Nach Yukos könnte Russneft in die Pleite getrieben und verstaatlicht werden.

Moskau. Der russische Ölbaron Michail Gutserijew muss den Verlust seines Ölkonzerns Russneft befürchten, der gegenwärtig 7,5 Mrd. Euro wert ist. Nachdem die russische Staatsanwaltschaft gegen den Milliardär Strafverfahren wegen Steuerhinterziehung und illegaler unternehmerischer Tätigkeit eröffnete, fordert der Fiskus nun 14 Mrd. Rubel (400 Mio. Euro). Gutserijew will laut der Wirtschaftszeitung „RBC Daily“ den Steuerbescheid anfechten.

Die Behörden eröffneten auch Strafverfahren gegen elf Ölunternehmen, die an der Gründung von Russneft beteiligt waren. Ihnen werden Aktiengeschäfte vorgeworfen, die dem „Gesetz und der Moral“ widersprächen. Sollten die Geschäfte für illegal erklärt werden, könnte der Staat die Aktienpakete konfiszieren.

Ähnlich hatte der Fall Yukos begonnen, der zur Zerschlagung und faktischen Verstaatlichung des einst größten russischen Ölkonzerns führte. Russneft ist einer der am stärksten wachsenden Ölkonzerne Russlands. Gutserijew vereint darin 30 Förderunternehmen, die im vergangenen Jahr 16 Mio. Tonnen Erdöl produzierten. Der Umsatz betrug 100 Mrd. Rubel. Die Reserven belaufen sich auf 630 Mio. Tonnen.

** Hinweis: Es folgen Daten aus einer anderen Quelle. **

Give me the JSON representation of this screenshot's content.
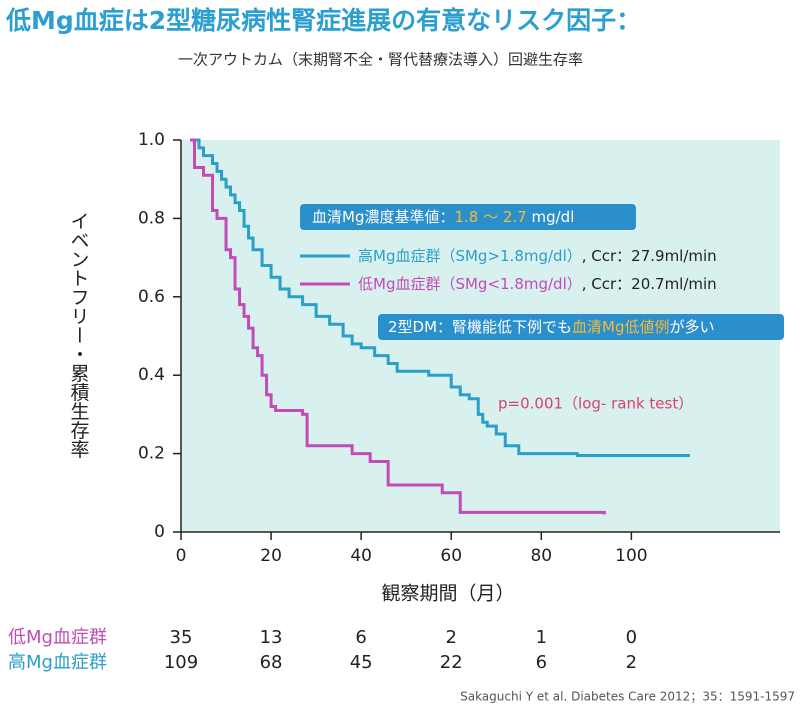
{
  "chart_data": {
    "type": "step",
    "title": "低Mg血症は2型糖尿病性腎症進展の有意なリスク因子：",
    "subtitle": "一次アウトカム（末期腎不全・腎代替療法導入）回避生存率",
    "y_label": "イベントフリー・累積生存率",
    "x_label": "観察期間（月）",
    "xlim": [
      0,
      133
    ],
    "ylim": [
      0,
      1
    ],
    "xticks": [
      0,
      20,
      40,
      60,
      80,
      100
    ],
    "yticks": [
      0,
      0.2,
      0.4,
      0.6,
      0.8,
      {
        "value": 1,
        "label": "1.0"
      }
    ],
    "background": "#d8f1ee",
    "series": [
      {
        "name": "高Mg血症群（SMg>1.8mg/dl）",
        "note": ", Ccr：27.9ml/min",
        "color": "#2a9fc9",
        "x": [
          2,
          4,
          5,
          7,
          8,
          9,
          10,
          11,
          12,
          13,
          14,
          15,
          16,
          18,
          20,
          22,
          24,
          27,
          30,
          33,
          36,
          38,
          40,
          43,
          46,
          48,
          55,
          60,
          62,
          64,
          66,
          67,
          68,
          70,
          72,
          75,
          88,
          113
        ],
        "values": [
          1.0,
          0.98,
          0.96,
          0.94,
          0.92,
          0.9,
          0.88,
          0.86,
          0.84,
          0.82,
          0.78,
          0.75,
          0.72,
          0.68,
          0.65,
          0.62,
          0.6,
          0.58,
          0.55,
          0.53,
          0.5,
          0.48,
          0.47,
          0.45,
          0.43,
          0.41,
          0.4,
          0.37,
          0.35,
          0.34,
          0.3,
          0.28,
          0.27,
          0.25,
          0.22,
          0.2,
          0.195,
          0.195
        ]
      },
      {
        "name": "低Mg血症群（SMg<1.8mg/dl）",
        "note": ", Ccr：20.7ml/min",
        "color": "#c24bb8",
        "x": [
          2,
          3,
          5,
          7,
          8,
          10,
          11,
          12,
          13,
          14,
          15,
          16,
          17,
          18,
          19,
          20,
          21,
          27,
          28,
          38,
          42,
          46,
          58,
          62,
          94
        ],
        "values": [
          1.0,
          0.93,
          0.91,
          0.82,
          0.8,
          0.72,
          0.7,
          0.62,
          0.58,
          0.55,
          0.52,
          0.47,
          0.45,
          0.4,
          0.35,
          0.32,
          0.31,
          0.3,
          0.22,
          0.2,
          0.18,
          0.12,
          0.1,
          0.05,
          0.045
        ]
      }
    ],
    "reference_box": [
      "血清Mg濃度基準値：",
      "1.8 ～ 2.7",
      " mg/dl"
    ],
    "note_box": [
      "2型DM：腎機能低下例でも",
      "血清Mg低値例",
      "が多い"
    ],
    "p_value": "p=0.001（log- rank test）",
    "risk_table": [
      {
        "name": "低Mg血症群",
        "color": "#c24bb8",
        "values": [
          35,
          13,
          6,
          2,
          1,
          0
        ]
      },
      {
        "name": "高Mg血症群",
        "color": "#2a9fc9",
        "values": [
          109,
          68,
          45,
          22,
          6,
          2
        ]
      }
    ],
    "citation": "Sakaguchi Y et al. Diabetes Care 2012；35：1591-1597"
  }
}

Gazprom und Rosneft lauern

Selbst wenn Russneft die Steuerschuld bezahlen sollte, dürften weitere Nachforderungen anstehen, vermutet der Analyst Michail Galkin von der MDM Bank. Russneft könnte nach dem „Yukos-Schema“ in die Zahlungsunfähigkeit getrieben werden.

Konstantin Batunin von der Alfa Bank sagte, die zahlreichen Strafverfahren rund um Russneft sollen dazu dienen, dass Gutserijew sein Geschäft weit unter Wert verkauft. „Es scheint so, als sollte Russneft von einer Staatsstruktur geschluckt werden.“ Favoriten für die Übernahme des Ölkonzerns sind die staatlich kontrollierten Gesellschaften Gazprom und Rosneft.